Nutritional Information (per 100g):
Nutrient | Amount |
---|---|
Energy | 140 kcal |
Protein | 27.6 g |
Total Fat | 2.5 g |
Saturated Fat | 0.578 g |
Carbohydrates | 0.0 g |
Fiber | 0.0 g |
Sugar | 0.0 g |
Calcium | 9.0 mg |
Iron | 4.49 mg |
Magnesium | 0.0 mg |
Phosphorus | 0.0 mg |
Potassium | 0.0 mg |
Sodium | 105.0 mg |
Zinc | 0.0 mg |
Copper | 0.0 mcg |
Manganese | 0.0 mg |
Selenium | 29.0 mcg |
Vitamin C | 3.2 mg |
Thiamin (Vitamin B1) | 0.0 mg |
Riboflavin (Vitamin B2) | 0.0 mg |
Niacin (Vitamin B3) | 10.35 mg |
Vitamin B6 | 0.0 mg |
Folate (Vitamin B9) | 0.0 mcg |
Vitamin B12 | 0.0 mcg |
Vitamin A | 0.0 mcg |
Vitamin E | 0.0 mg |
Vitamin D2 | 0.0 mcg |
Allergen Information:
This product contains no known allergens, as it is primarily composed of duck breast meat. However, it is recommended to check the packaging for any potential cross-contamination with other allergens during processing.
Dietary Preferences:
- Gluten-Free: Suitable for those following a gluten-free diet.
- Low-Carb: A perfect choice for low-carb or keto diets, with zero carbohydrates and no added sugars.
- High-Protein: Ideal for those looking to increase protein intake, especially for muscle-building or maintaining a balanced diet.
- Paleo-Friendly: A great option for those on a paleo diet, as it aligns with whole-food, unprocessed food principles.
Health Benefits and Cooking Advice:
Duck breast is not only delicious but also packs a healthy dose of protein with minimal fat content. It is particularly rich in essential vitamins and minerals like niacin (Vitamin B3), iron, and selenium, which contribute to energy production, immune support, and overall cellular health. The meat is low in carbohydrates, making it an excellent choice for those who want a fulfilling meal without the added sugars or starches.

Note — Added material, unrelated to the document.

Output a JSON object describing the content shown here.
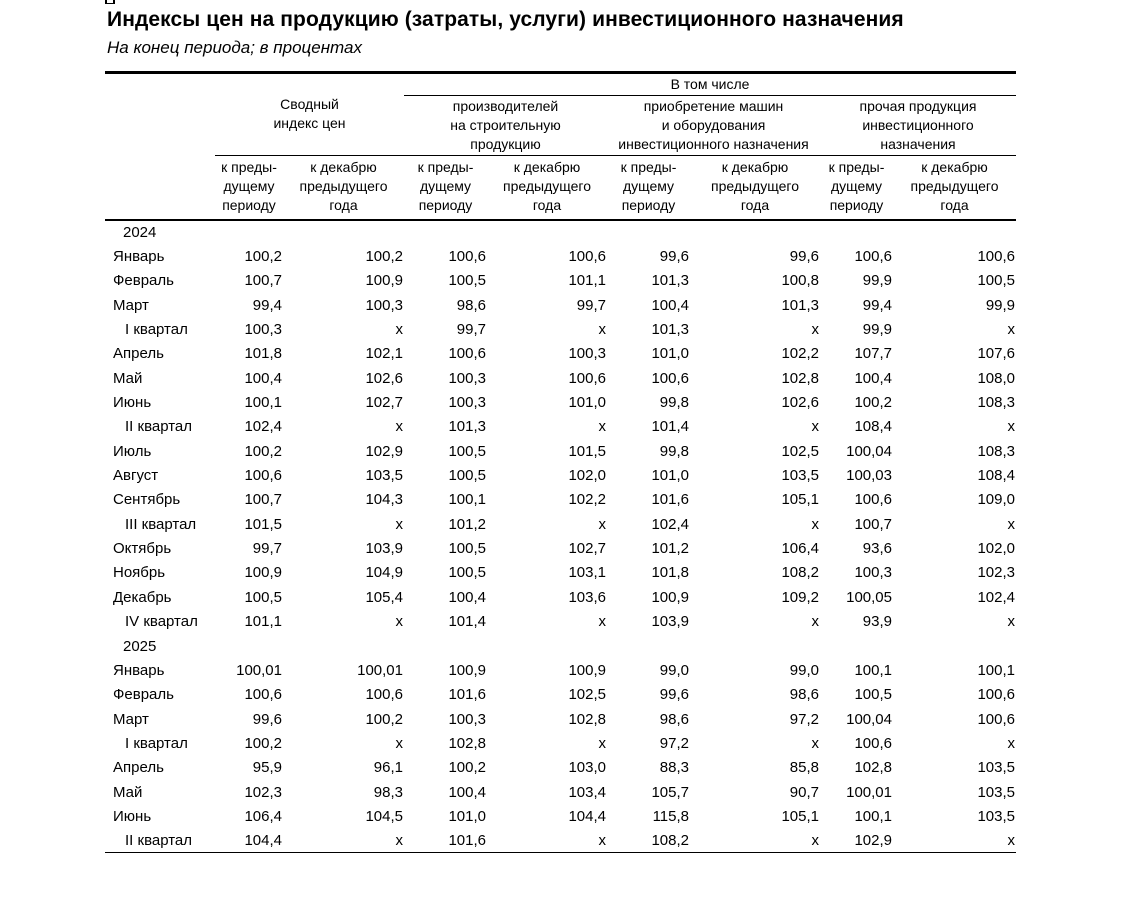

To cook, consider searing the duck breast on a hot skillet or grill to create a crispy skin, then finish cooking in the oven for a tender, juicy interior. Pair it with roasted vegetables, rice, or a tangy sauce like orange or plum to elevate the dish.
Conclusion:
Boneless Peking duck breast offers an extraordinary combination of rich flavor and nutrition. Whether you’re preparing a gourmet dinner for yourself or a special occasion, this versatile meat provides a satisfying, high-protein, and low-carb option that fits seamlessly into a variety of culinary traditions.